Boucler la boucle avec des KPI
Pour que le processus RSE soit complet, après avoir identifié les leviers, mis les bons outils en place et créer une culture pour fertiliser l'ensemble, il convient d'en effectuer le suivi précis avec des indicateurs. A la région Île-de-France particulièrement, la culture du contrôle de gestion imprègne tous les services en interne. "Nous avons des KPI environnementaux et sociaux précis afin de contrôler le ROI de toutes nos actions RSE. Le suivi des indicateurs est présenté deux fois par an avec mesure de l'impact, nous taguons nos fournisseurs pour améliorer le suivi, et nous avons dédié une personne au sourcing pour agir en tant que facilitateur dans les relations opérateurs économiques et acheteurs", énumère Marc Sauvage. Se mettre en capacité de démontrer par des données chiffrées tangibles les actions menées sur les achats donne corps à toute la démarche.
Jusqu'où aller sur les critères RSE ?
En termes de démarche RSE, les objectifs nationaux donnés à la commande publique sont un taux de 25 % de causes à vocation sociale, ce qui comprend les clauses d'insertion, et 30 % à vocation environnementale. Pour atteindre ces objectifs, les directions des achats ont de plus en plus facilement recours à des critères RSE plus ou moins fortement pondérés. Mais attention à ne pas avoir la main trop lourde. "Nous sommes dans une zone grise où les acheteurs publics ont peu de repères", estime Stéphanie Dinter-Crocq, ancienne acheteuse aujourd'hui key account manager chez EcoVadis, organisme d'audit et de notation extra-financière. Si mettre des critères RSE dans les appels d'offre publics ne pose pas de problème, en faire un critère de sélection s'entoure de précautions. "Comme le démontre le cas de la ville de Nantes qui a été retoquée par le Conseil d'état pour avoir utilisé un critère social relatif à la politique générale de l'entreprise et non directement lié à l'objet du marché", détaille Nicolas Dussert, directeur des ventes Europe du sud chez EcoVadis.
Depuis 2018, un acheteur public a la possibilité de demander des détails sur la politique RSE d'une entreprise mais cela ne doit pas être discriminant au moment de la sélection, si l'objet ou les conditions d'exécution du marché ne sont pas directement liés. "Il n'est pas simple de savoir jusqu'où aller tant certains critères sont difficiles à relier à un marché. Par exemple, s'il est possible de relier l'émission de CO2 à un achat de ramette de papier, il est beaucoup plus hasardeux, voire impossible, de lier un critère de corruption qui, lui, sera vraiment lié à la stratégie globale de l'entreprise plus qu'au marché", explique Stéphanie Dinter-Corcq.
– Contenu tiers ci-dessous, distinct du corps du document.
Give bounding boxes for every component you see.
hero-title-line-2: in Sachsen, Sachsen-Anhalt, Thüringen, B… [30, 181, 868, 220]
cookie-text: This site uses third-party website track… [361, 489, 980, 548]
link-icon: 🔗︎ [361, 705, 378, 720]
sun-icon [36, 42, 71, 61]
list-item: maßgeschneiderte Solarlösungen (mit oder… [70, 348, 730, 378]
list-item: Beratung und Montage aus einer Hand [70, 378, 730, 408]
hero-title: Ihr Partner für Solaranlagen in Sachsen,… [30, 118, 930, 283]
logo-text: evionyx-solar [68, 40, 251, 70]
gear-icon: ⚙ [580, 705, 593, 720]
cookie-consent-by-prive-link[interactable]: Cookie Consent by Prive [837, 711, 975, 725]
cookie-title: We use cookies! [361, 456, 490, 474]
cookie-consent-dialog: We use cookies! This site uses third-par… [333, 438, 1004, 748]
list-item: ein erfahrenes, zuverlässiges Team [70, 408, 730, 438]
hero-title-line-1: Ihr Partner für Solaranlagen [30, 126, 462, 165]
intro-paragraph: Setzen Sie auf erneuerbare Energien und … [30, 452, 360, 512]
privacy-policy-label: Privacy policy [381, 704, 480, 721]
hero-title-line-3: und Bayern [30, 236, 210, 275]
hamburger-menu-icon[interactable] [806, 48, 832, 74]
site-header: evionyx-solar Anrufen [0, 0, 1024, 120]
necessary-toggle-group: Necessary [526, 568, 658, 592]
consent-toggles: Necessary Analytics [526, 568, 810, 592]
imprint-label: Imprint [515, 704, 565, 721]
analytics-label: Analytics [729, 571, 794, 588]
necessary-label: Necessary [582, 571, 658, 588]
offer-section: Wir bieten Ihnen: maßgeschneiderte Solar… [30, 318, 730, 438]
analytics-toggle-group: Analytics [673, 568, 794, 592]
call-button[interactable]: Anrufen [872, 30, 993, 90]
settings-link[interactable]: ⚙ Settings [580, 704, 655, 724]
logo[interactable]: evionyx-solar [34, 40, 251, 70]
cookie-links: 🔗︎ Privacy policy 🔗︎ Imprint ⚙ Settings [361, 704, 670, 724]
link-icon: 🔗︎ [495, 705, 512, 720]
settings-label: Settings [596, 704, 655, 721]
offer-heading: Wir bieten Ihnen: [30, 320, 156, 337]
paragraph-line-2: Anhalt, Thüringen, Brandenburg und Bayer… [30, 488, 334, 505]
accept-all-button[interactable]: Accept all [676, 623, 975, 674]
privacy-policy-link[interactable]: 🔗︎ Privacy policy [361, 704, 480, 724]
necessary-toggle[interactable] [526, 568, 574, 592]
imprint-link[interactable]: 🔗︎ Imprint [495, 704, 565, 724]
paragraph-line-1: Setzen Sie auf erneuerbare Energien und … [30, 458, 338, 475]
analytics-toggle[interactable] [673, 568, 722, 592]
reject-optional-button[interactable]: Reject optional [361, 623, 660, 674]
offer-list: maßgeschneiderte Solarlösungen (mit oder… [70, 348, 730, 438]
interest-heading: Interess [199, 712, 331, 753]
L'experte en viendrait presque à souhaiter plus de jurisprudence en la matière pour servir de guide aux acheteurs publics et leur permettre des actions plus concrètes.
L'autre difficulté en introduisant trop de critères RSE serait d'être si exigeant qu'on n'obtienne pas de réponse à l'appel d'offre. Un trop faible nombre de participants peut annuler la démarche. Une démarche longue et coûteuse. Mieux vaut donc éviter de pêcher par excès et cibler l'exigence.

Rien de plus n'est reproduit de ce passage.